Pero la ciencia vislumbra un infinito más: el de la complejidad. Sin duda alguna el punto central es el cerebro humano. Existe un número inimaginable de combinaciones gracias a millares de células unidas entre sí por multitudes de puntos de conexión llamados sinapsis. ¡Y esa maravilla es el pensamiento!
El hombre es un ser contradictorio. Primeramente es grande, pues es el broche final de la creación de Dios. Más que un conjunto de células es un alma viviente, un ser responsable que puede decir: «existo» y ponerse en contacto con Dios mismo, su Creador. Pero al mismo tiempo es un ser miserable, pues después de haber escuchado las mentiras de Satanás, perdió su inocencia y desde entonces fracasa en el ámbito moral.
El hombre seguirá siendo un misterio para sí mismo, tanto en su naturaleza como en su destino, hasta que Dios se le revele. En Jesucristo, Dios no solamente manifestó lo que él es, es decir, santidad y amor, sino que también revela, a los que creen en él, que su plan es compartir con su criatura su felicidad eterna.
La norma
¿Qué pensaríamos de una empresa en la que las medidas de las piezas que se producen variasen según la hora y el día o la imaginación de los obreros que las fabrican? Es evidente que no es la norma la que tiene que adaptarse; son más bien los obreros los que tienen que respetar la norma.
En el ámbito moral, hoy en día pasamos por una preocupante evolución de las costumbres de nuestra sociedad. Lo que hace la mayoría de la gente es lo que se considera como normal.

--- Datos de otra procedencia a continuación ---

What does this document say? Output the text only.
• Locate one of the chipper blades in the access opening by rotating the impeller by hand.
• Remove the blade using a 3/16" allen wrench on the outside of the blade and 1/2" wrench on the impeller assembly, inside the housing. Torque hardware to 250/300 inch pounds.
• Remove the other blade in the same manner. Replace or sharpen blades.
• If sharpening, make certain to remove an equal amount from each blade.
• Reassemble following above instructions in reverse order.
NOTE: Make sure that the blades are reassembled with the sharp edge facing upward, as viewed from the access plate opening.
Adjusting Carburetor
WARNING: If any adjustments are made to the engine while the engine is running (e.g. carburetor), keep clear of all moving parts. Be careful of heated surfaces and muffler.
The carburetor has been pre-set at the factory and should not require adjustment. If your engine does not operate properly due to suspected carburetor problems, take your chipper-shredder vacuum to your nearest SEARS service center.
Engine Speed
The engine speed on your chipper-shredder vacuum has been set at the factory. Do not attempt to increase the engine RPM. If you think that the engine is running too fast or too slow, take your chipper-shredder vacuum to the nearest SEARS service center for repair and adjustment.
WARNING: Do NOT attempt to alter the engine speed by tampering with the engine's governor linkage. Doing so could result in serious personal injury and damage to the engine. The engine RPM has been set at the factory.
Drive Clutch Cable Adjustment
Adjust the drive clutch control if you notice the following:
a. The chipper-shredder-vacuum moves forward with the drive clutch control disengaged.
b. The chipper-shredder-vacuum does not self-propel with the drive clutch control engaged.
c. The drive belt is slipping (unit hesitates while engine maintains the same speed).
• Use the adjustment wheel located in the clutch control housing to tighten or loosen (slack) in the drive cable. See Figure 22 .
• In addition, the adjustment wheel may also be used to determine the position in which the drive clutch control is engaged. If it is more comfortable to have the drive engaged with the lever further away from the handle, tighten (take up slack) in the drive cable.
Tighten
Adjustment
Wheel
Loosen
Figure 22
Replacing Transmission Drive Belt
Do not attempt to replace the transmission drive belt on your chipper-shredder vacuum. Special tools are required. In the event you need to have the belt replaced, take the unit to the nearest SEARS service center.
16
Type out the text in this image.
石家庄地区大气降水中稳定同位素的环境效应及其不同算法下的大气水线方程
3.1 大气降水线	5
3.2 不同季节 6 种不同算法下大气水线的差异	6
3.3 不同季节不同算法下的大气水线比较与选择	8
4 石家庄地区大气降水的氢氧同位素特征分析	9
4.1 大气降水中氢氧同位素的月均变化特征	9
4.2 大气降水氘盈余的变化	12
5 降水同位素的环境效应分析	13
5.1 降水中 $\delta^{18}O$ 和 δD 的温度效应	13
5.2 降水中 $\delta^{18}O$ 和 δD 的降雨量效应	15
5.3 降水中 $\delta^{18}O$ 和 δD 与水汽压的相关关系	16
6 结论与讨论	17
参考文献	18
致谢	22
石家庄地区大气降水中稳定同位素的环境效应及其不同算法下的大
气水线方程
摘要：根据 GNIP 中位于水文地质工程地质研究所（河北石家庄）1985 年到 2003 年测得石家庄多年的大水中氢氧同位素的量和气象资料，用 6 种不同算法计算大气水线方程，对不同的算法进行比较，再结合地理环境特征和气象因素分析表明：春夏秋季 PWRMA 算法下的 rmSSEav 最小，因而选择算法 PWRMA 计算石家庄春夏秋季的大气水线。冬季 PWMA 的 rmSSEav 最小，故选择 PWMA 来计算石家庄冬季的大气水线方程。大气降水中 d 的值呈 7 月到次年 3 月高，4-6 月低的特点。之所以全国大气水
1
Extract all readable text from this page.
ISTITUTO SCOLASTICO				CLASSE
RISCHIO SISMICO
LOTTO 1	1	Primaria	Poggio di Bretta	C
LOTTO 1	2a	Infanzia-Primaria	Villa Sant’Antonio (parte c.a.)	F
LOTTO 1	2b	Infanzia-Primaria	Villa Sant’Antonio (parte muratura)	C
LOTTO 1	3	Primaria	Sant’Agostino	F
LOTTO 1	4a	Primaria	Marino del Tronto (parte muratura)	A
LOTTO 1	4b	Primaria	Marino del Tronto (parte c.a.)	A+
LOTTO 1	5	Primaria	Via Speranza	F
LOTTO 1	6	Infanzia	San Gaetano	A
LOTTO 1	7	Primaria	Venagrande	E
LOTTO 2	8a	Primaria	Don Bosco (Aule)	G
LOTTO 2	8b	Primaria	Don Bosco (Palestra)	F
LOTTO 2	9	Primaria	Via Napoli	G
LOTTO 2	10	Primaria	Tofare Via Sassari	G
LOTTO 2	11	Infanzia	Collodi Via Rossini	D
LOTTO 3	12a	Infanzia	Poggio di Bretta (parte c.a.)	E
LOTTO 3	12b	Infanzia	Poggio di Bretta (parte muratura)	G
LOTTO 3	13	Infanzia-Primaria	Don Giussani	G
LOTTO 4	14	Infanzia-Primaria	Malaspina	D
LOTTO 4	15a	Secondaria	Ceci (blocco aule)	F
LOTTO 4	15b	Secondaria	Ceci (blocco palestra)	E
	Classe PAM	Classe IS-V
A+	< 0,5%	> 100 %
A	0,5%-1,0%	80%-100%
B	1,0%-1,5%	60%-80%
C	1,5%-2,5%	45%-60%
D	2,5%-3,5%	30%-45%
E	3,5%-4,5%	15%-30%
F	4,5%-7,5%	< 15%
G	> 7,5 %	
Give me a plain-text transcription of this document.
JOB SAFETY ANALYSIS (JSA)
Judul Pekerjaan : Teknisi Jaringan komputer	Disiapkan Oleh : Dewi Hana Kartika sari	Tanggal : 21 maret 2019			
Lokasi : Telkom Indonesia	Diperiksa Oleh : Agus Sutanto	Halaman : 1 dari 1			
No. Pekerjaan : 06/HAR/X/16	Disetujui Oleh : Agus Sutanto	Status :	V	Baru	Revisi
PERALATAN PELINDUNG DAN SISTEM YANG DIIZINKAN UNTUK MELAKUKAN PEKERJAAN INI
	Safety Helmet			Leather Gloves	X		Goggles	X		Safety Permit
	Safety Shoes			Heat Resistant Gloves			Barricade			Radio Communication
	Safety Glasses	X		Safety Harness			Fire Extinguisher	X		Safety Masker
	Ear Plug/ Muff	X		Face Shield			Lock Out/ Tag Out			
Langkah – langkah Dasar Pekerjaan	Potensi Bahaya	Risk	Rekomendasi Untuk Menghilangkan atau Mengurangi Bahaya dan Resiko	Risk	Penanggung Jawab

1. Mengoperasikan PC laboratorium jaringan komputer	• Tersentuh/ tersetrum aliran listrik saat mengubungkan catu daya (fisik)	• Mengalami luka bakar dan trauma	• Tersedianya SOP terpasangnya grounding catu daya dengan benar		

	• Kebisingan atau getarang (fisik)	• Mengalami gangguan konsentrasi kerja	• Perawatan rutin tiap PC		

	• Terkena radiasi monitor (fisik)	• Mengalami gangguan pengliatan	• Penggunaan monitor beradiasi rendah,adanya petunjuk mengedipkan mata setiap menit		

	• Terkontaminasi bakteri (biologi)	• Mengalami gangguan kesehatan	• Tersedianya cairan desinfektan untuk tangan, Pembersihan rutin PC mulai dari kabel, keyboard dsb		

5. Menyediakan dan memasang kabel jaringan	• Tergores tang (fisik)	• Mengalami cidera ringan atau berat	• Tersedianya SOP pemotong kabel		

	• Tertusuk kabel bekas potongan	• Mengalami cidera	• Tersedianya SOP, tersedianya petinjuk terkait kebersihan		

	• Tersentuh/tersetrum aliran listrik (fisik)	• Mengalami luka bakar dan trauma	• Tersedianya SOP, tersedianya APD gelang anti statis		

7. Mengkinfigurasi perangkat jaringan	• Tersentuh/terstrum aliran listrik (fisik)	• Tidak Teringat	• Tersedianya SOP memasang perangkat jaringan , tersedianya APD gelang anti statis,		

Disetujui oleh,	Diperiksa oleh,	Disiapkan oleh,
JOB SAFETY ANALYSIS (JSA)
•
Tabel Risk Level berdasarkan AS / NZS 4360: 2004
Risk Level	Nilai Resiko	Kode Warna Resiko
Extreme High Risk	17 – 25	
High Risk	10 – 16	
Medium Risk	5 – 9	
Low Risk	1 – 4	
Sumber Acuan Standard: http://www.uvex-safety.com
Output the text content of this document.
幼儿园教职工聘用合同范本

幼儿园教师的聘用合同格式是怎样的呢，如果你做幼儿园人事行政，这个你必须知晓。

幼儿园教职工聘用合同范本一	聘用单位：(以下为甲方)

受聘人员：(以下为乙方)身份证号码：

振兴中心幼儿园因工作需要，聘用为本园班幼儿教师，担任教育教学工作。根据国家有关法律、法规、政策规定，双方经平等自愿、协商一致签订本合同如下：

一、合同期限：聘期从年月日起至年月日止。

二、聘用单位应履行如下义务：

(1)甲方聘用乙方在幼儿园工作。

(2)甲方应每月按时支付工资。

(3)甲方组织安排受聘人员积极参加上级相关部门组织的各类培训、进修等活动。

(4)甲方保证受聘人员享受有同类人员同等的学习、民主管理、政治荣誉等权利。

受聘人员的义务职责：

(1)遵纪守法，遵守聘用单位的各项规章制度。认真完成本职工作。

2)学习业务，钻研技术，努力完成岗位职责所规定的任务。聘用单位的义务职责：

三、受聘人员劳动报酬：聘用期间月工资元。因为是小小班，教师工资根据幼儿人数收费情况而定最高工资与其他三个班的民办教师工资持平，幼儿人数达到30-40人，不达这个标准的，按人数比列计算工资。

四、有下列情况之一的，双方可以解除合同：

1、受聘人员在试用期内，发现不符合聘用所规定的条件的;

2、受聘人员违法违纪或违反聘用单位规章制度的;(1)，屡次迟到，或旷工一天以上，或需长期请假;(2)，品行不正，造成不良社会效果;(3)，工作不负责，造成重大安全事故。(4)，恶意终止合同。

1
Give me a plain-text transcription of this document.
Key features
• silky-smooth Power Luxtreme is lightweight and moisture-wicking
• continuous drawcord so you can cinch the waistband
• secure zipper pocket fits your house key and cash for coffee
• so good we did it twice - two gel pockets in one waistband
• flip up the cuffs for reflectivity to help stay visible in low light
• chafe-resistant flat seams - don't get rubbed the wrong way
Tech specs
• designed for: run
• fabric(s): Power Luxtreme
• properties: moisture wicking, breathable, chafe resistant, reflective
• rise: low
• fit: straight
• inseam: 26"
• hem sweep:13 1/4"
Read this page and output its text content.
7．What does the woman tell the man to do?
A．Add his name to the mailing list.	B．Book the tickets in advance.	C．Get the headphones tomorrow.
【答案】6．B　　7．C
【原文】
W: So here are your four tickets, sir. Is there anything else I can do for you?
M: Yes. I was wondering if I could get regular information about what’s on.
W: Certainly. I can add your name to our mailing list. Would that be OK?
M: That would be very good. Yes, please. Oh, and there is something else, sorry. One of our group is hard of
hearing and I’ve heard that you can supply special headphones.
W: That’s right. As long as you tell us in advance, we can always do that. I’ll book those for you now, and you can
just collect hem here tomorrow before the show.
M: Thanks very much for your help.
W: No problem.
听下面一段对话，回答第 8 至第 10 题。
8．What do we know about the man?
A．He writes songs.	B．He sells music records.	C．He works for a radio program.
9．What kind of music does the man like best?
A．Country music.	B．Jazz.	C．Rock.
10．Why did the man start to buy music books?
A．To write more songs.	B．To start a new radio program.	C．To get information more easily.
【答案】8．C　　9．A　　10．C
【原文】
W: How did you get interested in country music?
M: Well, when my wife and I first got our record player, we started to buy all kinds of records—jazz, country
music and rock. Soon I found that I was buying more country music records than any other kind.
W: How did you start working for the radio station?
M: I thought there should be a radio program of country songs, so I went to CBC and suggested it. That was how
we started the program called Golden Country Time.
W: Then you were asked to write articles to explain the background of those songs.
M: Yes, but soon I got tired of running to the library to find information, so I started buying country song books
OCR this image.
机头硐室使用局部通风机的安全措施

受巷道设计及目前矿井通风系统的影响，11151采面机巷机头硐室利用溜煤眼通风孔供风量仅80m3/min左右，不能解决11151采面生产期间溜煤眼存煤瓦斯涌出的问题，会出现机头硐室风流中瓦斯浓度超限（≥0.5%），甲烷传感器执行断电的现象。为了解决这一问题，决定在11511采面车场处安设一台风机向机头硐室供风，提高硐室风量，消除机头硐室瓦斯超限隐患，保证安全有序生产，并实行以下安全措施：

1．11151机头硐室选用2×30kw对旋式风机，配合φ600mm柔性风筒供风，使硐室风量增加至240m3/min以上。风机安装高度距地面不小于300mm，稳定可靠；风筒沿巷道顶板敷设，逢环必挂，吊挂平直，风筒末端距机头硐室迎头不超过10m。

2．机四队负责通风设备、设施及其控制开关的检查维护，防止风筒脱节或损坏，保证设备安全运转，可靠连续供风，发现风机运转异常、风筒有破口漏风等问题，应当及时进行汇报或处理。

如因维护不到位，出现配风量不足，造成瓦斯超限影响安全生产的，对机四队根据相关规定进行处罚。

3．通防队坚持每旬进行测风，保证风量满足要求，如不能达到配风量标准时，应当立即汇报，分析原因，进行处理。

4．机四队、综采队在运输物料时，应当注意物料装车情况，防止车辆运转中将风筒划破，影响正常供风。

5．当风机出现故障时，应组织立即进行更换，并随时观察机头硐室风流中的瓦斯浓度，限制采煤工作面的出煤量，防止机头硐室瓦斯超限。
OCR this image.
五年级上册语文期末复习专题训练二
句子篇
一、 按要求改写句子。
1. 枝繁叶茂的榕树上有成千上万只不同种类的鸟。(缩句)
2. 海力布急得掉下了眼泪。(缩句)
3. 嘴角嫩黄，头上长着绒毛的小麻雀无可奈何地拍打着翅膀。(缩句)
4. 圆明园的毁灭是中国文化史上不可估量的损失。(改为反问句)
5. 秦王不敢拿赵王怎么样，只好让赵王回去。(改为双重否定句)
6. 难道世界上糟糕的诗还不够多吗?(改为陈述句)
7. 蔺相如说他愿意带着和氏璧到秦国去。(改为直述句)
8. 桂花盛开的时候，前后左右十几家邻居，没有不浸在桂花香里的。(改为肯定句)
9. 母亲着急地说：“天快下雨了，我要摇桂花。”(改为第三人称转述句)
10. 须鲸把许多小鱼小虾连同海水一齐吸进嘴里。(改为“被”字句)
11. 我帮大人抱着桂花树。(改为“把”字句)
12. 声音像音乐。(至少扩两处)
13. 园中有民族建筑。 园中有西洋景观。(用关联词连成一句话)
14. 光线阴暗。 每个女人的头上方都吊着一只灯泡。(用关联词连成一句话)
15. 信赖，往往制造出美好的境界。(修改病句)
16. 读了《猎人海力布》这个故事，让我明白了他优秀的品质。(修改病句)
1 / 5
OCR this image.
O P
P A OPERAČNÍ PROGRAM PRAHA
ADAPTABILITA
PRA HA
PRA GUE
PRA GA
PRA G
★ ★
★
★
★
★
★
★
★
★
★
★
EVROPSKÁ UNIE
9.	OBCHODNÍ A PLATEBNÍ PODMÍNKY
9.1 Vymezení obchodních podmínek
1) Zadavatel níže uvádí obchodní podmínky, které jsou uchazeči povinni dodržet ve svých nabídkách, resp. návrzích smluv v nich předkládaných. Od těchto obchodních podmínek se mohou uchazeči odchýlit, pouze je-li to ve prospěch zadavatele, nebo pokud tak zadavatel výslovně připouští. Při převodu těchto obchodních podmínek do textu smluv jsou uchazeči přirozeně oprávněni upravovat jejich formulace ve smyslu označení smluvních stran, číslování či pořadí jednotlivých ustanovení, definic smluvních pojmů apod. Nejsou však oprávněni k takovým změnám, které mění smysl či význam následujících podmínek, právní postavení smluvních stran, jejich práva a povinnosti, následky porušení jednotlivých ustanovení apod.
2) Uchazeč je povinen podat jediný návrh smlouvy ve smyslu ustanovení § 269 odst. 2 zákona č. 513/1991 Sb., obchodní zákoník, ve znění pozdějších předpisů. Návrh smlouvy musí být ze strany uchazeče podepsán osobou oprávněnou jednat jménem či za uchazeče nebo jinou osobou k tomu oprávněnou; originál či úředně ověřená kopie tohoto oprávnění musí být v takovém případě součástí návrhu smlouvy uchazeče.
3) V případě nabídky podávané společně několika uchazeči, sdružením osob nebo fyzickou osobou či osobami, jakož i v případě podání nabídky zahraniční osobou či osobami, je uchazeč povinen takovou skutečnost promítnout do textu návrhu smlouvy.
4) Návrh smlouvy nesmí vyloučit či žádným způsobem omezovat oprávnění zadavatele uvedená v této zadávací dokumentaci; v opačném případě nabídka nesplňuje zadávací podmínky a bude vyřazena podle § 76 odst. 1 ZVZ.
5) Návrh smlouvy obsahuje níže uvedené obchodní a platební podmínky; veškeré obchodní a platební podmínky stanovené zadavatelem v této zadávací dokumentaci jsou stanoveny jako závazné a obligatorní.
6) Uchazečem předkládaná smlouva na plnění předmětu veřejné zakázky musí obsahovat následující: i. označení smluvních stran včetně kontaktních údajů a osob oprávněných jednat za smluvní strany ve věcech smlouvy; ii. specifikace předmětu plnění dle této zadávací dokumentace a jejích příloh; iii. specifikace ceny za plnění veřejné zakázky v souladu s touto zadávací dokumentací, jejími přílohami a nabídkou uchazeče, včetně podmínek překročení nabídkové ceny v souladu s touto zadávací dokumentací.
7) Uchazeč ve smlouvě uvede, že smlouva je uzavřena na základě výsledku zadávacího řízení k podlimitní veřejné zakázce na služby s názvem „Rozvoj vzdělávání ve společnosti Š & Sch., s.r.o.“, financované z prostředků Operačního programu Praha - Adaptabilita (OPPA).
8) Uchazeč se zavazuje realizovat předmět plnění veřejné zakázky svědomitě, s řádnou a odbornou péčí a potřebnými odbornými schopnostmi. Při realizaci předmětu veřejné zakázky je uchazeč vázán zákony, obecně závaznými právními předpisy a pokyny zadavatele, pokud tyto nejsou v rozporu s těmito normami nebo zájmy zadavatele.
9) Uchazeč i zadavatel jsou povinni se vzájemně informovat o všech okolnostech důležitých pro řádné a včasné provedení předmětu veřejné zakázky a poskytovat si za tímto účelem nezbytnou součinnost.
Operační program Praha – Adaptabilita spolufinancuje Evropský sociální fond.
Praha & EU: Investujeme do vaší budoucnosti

Pero, ¿Cuál es la norma? La única que cuenta es la que Dios estableció en la Biblia. Él no adaptó su norma a la evolución de la sociedad. Aunque la liberalización de las costumbres haya hecho evolucionar las leyes humanas, las nociones divinas del bien y del mal permanecen inmutables. No dependen de nuestra opinión ni del comportamiento de los hombres de hoy. Dios estableció leyes para nuestro bien. Quizá pensemos que Dios puso los mandamientos para fastidiarnos, para ponernos límites y forzarnos a hacer algo, pero el objetivo de Dios es hacer que sus criaturas sean felices. Dios no se limitó a dar normas, sino que al comprobar nuestra total incapacidad para respetarlas debido al pecado, intervino por medio de Jesucristo para producir lo que es imposible a toda ley. La misma gracia que condujo a Jesús a morir para borrar nuestros pecados ahora nos exhorta a vivir “en este siglo sobria, justa y piadosamente” (Tito 2:12).